12
Unpopular opinion: I stopped bothering with fancy pruning paints years ago
Back when I first started tree work around 2015, I used to spend extra cash on those goopy pruning paints and sealers for every cut I made. I thought they helped the tree heal faster and kept out bugs. But after a few seasons of watching painted cuts rot out worse than the unpainted ones, I stopped using them completely. Turns out trees are pretty good at sealing themselves if you just make clean cuts at the right spot. Now I just focus on my cut placement and skip all the extra stuff. Has anyone else noticed their painted cuts looking nasty after a wet spring?
3 comments
Log in to join the discussion
Log In3 Comments
carter.casey29d ago
Oh come on, it's really not that deep. You painted a few cuts, they looked bad, big deal. Trees have been healing themselves for millions of years without us slathering goop on them. I've seen plenty of painted cuts hold up fine through wet winters. Your problem was probably the paint, not the concept. Some of those cheap sealers trap moisture and cause rot. But the good stuff works if you apply it right.
1
joel_martinez29d ago
Yeah, I gotta push back on that.
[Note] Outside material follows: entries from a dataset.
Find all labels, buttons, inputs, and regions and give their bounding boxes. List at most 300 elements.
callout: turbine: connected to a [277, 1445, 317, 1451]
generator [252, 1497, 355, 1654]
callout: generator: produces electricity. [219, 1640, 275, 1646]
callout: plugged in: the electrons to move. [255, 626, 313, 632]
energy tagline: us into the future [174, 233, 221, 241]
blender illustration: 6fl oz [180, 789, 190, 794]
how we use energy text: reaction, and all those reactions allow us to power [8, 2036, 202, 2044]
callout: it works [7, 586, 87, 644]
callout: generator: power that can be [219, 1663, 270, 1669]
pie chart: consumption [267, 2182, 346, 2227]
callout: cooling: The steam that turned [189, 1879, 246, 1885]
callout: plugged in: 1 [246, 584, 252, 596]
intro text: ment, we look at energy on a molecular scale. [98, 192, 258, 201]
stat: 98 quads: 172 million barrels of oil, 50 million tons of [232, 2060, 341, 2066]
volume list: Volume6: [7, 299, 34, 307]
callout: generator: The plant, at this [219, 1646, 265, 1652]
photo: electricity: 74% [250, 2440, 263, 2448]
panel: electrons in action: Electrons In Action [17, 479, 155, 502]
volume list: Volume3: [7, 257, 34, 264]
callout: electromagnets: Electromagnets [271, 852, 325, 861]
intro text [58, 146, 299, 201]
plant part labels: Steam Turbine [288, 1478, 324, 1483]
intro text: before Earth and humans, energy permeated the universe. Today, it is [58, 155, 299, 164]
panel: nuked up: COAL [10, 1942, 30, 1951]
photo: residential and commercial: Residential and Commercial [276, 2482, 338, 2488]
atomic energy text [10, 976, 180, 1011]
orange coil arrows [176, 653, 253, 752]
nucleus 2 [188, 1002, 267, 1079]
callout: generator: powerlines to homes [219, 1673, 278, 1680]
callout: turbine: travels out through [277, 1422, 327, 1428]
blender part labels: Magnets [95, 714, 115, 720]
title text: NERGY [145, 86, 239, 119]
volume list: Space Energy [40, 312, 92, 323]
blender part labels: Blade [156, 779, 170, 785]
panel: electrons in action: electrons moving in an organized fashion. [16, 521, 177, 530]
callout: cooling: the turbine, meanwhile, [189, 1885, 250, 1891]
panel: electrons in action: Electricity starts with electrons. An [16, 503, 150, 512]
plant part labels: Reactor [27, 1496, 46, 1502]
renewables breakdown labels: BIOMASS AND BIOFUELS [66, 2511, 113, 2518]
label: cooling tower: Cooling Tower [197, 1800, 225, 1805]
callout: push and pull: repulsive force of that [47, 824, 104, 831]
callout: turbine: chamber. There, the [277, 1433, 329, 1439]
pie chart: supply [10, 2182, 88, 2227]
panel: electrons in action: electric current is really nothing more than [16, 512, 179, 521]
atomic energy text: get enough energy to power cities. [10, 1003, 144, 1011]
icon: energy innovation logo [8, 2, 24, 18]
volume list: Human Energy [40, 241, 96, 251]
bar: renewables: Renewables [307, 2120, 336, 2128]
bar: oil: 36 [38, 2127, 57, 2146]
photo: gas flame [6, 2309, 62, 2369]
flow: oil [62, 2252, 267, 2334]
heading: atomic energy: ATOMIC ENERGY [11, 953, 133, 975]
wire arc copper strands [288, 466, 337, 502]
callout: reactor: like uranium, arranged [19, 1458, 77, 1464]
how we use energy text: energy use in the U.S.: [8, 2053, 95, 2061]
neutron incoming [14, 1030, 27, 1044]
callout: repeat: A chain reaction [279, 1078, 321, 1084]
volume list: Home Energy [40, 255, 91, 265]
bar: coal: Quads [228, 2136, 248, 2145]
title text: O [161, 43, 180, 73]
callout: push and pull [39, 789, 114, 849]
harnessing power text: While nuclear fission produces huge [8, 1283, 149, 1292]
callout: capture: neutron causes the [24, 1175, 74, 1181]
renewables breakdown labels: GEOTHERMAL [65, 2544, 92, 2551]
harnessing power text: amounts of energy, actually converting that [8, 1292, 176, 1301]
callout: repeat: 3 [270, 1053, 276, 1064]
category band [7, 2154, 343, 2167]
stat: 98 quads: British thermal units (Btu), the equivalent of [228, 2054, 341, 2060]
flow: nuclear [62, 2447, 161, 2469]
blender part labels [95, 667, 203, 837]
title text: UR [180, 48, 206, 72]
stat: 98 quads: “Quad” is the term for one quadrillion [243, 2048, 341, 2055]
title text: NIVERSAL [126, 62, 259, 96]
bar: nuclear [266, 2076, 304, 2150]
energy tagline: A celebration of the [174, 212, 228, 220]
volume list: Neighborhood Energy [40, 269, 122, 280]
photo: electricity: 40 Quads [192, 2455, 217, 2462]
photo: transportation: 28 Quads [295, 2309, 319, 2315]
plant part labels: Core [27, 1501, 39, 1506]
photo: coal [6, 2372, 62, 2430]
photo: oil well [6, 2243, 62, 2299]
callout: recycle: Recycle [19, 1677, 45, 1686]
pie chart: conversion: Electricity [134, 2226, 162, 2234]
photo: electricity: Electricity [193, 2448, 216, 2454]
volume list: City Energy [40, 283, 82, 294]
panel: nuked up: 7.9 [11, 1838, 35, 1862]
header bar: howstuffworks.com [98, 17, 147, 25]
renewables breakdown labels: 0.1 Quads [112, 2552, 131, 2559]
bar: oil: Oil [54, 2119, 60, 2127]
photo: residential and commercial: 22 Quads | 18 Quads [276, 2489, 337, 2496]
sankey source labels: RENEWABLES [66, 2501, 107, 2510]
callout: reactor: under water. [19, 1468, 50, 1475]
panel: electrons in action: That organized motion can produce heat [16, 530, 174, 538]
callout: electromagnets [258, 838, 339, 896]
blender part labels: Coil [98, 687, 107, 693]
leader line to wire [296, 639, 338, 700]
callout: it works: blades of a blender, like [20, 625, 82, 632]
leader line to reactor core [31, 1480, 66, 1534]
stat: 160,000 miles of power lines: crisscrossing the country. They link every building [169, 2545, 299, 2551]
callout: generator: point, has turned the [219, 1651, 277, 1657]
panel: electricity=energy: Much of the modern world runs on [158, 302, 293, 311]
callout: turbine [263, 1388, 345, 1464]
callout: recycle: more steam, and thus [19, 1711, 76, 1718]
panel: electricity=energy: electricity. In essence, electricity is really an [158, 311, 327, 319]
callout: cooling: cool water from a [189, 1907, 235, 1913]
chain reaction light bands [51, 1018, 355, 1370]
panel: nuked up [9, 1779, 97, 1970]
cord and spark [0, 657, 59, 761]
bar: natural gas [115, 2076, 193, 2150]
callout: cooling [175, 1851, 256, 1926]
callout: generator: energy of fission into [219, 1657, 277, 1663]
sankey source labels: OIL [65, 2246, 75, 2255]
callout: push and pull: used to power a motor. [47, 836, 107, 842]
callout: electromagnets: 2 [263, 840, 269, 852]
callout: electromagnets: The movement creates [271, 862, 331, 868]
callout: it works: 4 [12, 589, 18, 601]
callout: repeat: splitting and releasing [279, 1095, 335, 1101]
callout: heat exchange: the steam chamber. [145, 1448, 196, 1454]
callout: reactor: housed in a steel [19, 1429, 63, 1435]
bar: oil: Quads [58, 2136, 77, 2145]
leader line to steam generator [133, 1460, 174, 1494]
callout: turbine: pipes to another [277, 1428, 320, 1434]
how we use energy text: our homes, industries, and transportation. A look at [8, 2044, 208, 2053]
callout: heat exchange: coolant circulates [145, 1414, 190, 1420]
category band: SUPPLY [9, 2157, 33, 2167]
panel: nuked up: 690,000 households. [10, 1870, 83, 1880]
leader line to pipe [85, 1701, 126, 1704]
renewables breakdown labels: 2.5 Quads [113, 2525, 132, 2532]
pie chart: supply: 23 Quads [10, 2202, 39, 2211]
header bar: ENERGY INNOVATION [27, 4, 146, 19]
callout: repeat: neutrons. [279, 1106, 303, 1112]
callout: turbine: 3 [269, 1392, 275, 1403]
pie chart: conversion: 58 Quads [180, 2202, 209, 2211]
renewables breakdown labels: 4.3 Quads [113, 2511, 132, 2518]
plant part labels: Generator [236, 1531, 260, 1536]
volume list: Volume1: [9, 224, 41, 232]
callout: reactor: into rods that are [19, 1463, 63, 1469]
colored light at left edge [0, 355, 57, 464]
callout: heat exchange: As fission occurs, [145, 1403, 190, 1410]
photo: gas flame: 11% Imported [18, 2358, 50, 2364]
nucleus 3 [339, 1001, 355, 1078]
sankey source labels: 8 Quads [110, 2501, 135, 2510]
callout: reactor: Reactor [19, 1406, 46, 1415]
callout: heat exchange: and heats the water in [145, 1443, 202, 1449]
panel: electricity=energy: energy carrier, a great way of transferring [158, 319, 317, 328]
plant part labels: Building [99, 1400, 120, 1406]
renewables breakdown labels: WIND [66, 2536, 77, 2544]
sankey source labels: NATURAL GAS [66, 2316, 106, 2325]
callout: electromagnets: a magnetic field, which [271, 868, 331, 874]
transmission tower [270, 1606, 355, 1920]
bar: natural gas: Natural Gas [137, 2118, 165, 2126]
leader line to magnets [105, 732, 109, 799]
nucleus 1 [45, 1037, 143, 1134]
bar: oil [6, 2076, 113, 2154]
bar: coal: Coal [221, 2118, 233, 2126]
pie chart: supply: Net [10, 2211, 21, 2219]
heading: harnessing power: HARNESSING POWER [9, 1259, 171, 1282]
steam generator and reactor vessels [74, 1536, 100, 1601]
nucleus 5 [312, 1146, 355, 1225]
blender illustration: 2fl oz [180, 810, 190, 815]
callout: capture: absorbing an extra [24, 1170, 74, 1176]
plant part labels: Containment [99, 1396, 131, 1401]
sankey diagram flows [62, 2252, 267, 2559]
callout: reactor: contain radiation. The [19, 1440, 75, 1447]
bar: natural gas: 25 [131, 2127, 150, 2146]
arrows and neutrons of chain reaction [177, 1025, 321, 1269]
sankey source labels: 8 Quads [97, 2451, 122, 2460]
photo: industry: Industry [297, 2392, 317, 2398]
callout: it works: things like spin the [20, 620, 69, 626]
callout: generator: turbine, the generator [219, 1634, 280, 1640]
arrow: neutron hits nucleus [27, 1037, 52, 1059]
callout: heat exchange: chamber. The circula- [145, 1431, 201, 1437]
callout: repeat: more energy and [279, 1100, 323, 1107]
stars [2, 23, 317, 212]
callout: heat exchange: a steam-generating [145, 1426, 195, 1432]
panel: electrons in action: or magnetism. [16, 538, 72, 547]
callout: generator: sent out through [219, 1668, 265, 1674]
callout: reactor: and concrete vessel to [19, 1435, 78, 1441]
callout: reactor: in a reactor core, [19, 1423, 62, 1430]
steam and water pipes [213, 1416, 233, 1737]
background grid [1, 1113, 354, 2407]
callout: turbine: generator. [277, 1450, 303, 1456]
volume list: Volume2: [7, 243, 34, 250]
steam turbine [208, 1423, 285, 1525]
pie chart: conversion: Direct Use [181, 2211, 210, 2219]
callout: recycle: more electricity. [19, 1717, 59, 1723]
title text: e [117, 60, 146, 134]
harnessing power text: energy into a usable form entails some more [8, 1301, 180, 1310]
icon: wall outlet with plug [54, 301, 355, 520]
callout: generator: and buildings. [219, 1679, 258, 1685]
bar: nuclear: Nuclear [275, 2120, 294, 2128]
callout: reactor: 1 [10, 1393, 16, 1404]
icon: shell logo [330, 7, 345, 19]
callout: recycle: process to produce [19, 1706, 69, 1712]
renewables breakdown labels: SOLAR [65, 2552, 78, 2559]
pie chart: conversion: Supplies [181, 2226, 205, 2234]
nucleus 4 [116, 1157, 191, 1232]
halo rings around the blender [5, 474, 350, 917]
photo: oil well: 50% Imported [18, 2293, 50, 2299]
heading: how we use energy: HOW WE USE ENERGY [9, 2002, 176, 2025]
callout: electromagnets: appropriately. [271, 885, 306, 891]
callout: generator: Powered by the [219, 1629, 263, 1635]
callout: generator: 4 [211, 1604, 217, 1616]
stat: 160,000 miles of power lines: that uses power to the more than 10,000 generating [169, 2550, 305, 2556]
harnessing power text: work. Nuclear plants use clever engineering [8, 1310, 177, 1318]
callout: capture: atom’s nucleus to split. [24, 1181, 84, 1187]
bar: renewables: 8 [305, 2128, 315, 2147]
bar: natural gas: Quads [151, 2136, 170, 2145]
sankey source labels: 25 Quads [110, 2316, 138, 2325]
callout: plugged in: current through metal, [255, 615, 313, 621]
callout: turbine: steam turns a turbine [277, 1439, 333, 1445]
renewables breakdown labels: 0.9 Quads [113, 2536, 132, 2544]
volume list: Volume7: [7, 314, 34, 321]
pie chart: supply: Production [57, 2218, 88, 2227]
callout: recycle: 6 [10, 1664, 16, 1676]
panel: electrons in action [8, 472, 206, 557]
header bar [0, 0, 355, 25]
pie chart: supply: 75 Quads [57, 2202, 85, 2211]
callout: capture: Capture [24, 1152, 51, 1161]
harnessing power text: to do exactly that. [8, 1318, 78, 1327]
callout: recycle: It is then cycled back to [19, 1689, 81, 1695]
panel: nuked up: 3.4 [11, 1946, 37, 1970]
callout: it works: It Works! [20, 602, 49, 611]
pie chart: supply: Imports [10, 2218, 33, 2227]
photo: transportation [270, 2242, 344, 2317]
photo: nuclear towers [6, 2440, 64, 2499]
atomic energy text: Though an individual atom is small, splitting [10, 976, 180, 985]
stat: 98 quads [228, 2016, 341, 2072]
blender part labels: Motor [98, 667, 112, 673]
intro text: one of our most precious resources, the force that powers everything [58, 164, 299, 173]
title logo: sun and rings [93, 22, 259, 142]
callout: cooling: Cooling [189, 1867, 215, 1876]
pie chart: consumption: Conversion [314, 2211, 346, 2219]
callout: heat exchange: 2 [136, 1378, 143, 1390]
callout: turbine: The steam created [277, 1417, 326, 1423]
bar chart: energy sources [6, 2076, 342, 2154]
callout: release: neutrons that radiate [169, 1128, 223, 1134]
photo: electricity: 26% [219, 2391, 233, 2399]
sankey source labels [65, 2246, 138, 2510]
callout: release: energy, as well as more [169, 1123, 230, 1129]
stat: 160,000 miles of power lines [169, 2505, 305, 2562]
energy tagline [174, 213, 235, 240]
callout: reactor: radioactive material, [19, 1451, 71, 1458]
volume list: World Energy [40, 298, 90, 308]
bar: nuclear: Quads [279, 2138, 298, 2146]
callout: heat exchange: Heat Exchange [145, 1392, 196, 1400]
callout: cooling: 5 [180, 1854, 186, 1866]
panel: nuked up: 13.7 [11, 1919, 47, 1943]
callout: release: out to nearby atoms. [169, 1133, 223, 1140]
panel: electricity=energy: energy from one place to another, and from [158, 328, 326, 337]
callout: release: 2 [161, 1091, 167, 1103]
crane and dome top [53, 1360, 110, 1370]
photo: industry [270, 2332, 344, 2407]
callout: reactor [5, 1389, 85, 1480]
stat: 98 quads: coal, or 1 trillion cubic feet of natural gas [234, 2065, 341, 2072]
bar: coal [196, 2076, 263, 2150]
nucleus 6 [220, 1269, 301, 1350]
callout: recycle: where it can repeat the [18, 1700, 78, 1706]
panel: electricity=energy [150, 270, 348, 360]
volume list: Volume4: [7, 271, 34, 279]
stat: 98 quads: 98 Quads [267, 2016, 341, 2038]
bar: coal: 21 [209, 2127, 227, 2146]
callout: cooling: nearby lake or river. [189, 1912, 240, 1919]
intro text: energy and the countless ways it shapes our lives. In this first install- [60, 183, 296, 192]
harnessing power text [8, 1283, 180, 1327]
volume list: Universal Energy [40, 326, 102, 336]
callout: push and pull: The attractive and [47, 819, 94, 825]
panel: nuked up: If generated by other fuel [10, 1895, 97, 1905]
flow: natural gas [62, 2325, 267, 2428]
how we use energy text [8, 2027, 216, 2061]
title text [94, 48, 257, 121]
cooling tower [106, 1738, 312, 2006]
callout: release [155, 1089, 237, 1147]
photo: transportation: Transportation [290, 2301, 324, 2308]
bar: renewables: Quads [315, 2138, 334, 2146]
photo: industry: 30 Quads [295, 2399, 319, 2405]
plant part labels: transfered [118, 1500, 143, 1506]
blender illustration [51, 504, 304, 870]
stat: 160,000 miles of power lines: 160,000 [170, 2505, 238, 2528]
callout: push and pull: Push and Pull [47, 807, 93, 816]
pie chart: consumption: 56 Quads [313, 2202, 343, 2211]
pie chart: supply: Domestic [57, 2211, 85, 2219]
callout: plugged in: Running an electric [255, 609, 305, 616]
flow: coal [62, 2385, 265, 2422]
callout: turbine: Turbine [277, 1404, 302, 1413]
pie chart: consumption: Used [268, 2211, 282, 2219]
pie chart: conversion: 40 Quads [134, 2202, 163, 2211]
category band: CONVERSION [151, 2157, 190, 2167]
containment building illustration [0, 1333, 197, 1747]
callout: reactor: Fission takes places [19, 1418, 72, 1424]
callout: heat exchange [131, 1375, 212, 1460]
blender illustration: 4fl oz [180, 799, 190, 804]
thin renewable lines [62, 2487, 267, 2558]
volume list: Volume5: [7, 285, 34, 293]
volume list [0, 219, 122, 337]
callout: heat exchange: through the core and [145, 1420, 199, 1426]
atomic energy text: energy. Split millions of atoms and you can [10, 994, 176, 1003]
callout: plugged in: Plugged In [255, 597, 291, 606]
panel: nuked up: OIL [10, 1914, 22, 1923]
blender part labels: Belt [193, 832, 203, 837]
I've been fixing trees that had that "good stuff" slathered on years ago, and it's not pretty. Most of the time the wound ends up sealed off but then rot sets in behind the paint because the tree can't dry out naturally. The old growth forest guys have been saying for decades just leave it alone and they're right. Trees don't need our help healing cuts any more than our skin needs duct tape on a scrape. The only time painting makes sense is if you're trying to make the cut look less obvious for a few months before it fades to gray.
3
susan_wright3429d agoMost Upvoted
I actually read something from a forestry study out of Cornell a while back that said most tree paints do more harm than good because they mess with the tree's natural callus formation. Kinda makes you wonder why we're still arguing about this when the data is pretty clear, isn't it?